There are some things that we just take for granted, it seems. The sky is blue, the grass is green, and the chemistry periodic table of elements looks something like the image at right.
But, as is the case with so many things, there are multiple ways of representing the information on the periodic table. There is a Web site called The Internet Database of Periodic Tables that I recently discovered, thanks to a dear friend who is a chemistry major, which has images of literally hundreds of periodic table representations. It fascinates me that there are so many ways of showing what we take for granted in chemistry class. Some of them are, perhaps, not so accurate anymore based on current information and data. Others are not really very scientific, and are more novelty items. Regardless, how amazing that people have taken the time (and you will see that many of these have REALLY taken time) to develop different ways of thinking about what our world is made of. Here are a few of my favorites. But I really encourage you, if you like any of what you see here, to visit the Web site and peruse the photos. You will laugh, scratch your head, and laugh again, I guarantee it.
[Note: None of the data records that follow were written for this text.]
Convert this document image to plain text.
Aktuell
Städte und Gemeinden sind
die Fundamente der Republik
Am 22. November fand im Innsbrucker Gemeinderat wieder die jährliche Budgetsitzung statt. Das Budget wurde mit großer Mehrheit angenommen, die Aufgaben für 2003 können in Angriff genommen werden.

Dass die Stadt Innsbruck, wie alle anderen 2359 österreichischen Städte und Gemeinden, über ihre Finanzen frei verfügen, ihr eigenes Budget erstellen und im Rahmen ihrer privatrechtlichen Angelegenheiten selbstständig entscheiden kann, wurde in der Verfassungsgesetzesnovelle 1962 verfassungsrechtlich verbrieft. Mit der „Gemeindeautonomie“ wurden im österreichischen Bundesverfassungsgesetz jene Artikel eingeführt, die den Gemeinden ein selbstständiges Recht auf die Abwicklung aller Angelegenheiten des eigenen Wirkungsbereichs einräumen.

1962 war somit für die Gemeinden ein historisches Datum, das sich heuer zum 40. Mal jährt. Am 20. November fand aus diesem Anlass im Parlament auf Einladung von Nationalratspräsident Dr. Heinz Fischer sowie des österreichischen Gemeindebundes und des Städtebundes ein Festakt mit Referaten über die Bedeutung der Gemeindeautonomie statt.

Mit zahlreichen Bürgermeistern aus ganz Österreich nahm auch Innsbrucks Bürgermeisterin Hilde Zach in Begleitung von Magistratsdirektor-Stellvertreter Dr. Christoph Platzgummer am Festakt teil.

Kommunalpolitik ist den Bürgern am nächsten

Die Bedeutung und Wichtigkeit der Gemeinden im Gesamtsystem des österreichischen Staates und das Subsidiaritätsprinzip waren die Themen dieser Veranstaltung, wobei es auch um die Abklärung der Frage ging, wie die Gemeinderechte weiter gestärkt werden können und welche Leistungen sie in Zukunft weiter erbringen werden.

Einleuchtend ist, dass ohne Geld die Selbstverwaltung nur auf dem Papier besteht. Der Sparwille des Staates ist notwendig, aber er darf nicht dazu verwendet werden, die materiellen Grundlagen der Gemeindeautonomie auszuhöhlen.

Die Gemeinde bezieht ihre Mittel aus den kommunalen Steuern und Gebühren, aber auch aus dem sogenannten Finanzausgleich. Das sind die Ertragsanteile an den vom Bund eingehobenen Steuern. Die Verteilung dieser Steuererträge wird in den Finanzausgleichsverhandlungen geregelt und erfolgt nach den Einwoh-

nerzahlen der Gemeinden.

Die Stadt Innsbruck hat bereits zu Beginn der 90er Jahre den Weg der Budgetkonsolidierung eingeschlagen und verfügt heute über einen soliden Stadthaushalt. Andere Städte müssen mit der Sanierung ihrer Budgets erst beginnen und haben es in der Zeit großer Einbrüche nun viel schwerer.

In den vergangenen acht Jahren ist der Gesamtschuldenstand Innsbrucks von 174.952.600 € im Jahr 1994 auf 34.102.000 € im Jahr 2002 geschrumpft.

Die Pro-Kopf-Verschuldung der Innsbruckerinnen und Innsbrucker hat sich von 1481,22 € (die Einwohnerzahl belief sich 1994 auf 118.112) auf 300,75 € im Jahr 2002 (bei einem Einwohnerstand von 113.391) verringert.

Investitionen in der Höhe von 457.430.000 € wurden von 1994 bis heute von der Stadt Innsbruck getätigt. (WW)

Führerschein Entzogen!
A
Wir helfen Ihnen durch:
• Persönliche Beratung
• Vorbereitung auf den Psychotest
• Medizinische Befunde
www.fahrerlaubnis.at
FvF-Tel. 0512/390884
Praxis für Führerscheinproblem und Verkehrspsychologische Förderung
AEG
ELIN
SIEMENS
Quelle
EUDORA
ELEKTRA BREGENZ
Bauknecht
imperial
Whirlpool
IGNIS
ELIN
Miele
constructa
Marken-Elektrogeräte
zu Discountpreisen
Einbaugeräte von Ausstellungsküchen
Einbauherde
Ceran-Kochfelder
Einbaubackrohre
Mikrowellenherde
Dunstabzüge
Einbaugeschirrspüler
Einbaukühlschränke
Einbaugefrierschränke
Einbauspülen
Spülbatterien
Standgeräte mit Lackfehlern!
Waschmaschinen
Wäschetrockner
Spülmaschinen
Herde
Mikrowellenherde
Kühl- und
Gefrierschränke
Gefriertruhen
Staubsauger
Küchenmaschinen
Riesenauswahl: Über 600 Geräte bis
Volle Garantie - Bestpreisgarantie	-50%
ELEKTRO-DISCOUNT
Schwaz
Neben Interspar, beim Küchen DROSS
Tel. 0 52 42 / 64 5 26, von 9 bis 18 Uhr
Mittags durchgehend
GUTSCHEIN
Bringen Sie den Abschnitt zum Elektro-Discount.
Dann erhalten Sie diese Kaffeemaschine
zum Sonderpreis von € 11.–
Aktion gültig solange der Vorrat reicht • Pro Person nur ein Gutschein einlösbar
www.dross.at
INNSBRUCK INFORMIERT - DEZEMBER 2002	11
Alternate views of the periodic table of elements:
Étienne François Geoffroy’s 1718 Affinity Table. At the head of the column is a substance with which all the substances below can combine.
Angular Form of the Periodic Table by Kamal Akhtar: “The complete periodic table is consists of two circles, principal circle and auxiliary circle. The principal circle is consist of seven tracks (periods) and eighteen sectors (groups). The auxiliary circle is consist of only two tracks, inner track and outer track. There is no division of sectors in auxiliary circle.” (2008)
By Alexander Makeyev – integrated interdisciplinary researcher, inventor, poet (2011)
From Protege Publishing comes the Progressive Periodic Table: “The PPTE allows you to observe and learn the periodicity of the elements in a more aesthetically pleasing form. It removes confusion from the growth pattern between shell pairs, and solves the problem of keeping the lanthanides and actinides in sequence with the rest of the table.”
Bydgoszcz’s Periodic Table (2008).
Harrington Projection for The 270 AMU Structure (2010).
Normal vs Correction Shell “Pi Paradox” for 1-270 AMUs.
Origionally developed in 1933, the colour version of Clark’s arrangement is from Life Magazine, May 1949. This was the model for Longman’s 1951 mural.
Rafael Poza’s Elements and the Magnetosphere (2008).
In 1944 Müller produced a formulation based on Darwin’s tree of life.
A 1970 periodic table by Prof. Wm. F. Sheehan of the University of Santa Clara that claims to show the elements according to relative abundance at the Earth’s surface.
Walter Russell’s Periodic Chart of The Elements 1 (1926).
Walter Russell’s Periodic Chart of The Elements 2 (1926).
Stedman’s conic system of 1947.
The Wheel of Motion (WoM) representation of the periodic table of elements shows the periodic nature of the elements, as developed in the Reciprocal System of Physical Theory (RST).